Indeed, the Committee is in the midst of holding a series of oversight 
hearings on the PATRIOT Act, including the very provision that has now 
been significantly modified.
  What is even more incredible is the fact that this very provision is 
the target of sunset legislation that I and other members of the 
Judiciary Committee, both Democratic and Republican, have introduced. 
There is no doubt that we would have meaningfully and thoroughly 
explored further expansion of the NSL authority had we been given the 
opportunity to do so.
  This is what the new law has done.
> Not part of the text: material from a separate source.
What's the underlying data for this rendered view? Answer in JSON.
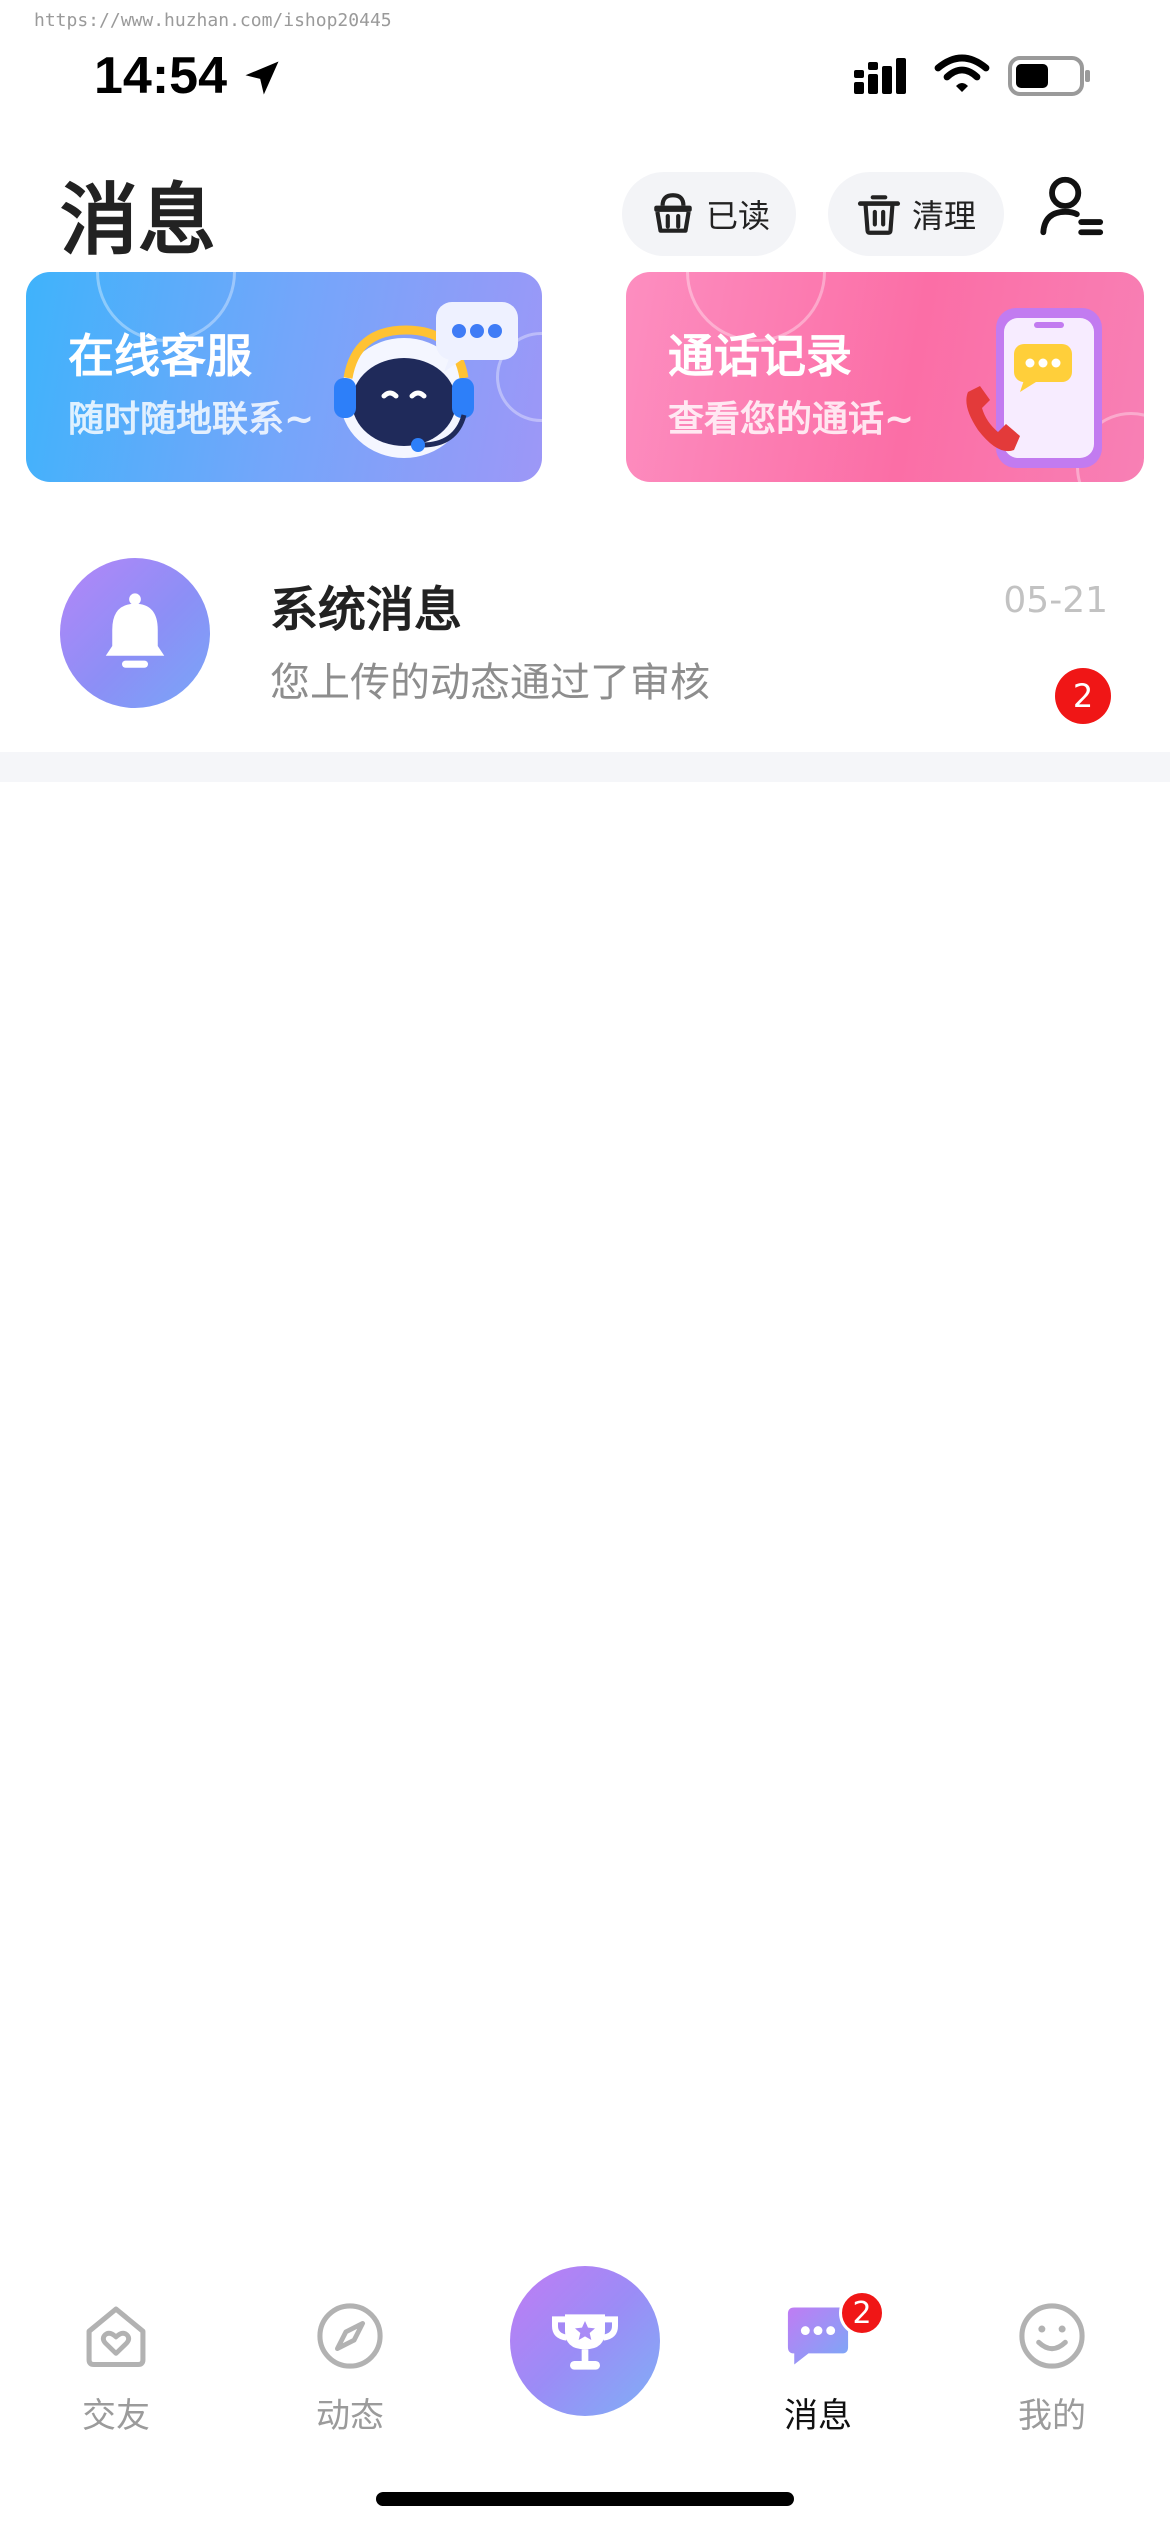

Under the PATRIOT Act, the FBI was 
permitted to use NSLs to obtain records from banks and other similar 
financial institutions if they were ``sought for'' an intelligence or 
terrorism investigation. Now the term ``financial institution'' has 
been expanded to include a host of other businesses that have nothing 
to do with the business of banking, and the term ``financial record'' 
has been expanded to include any record held by any such business that 
pertains to a customer.
  The FBI has long had the power to obtain this sort of information, 
whether through a judicial subpoena or a search warrant. But with the 
stealth amendment of the NSL authority, the FBI can now obtain a vast 
amount of personal and highly confidential information without 
obtaining court approval, and without any other independent check on 
the validity or scope of the inquiry. The privacy rights of all 
Americans have been compromised as a result.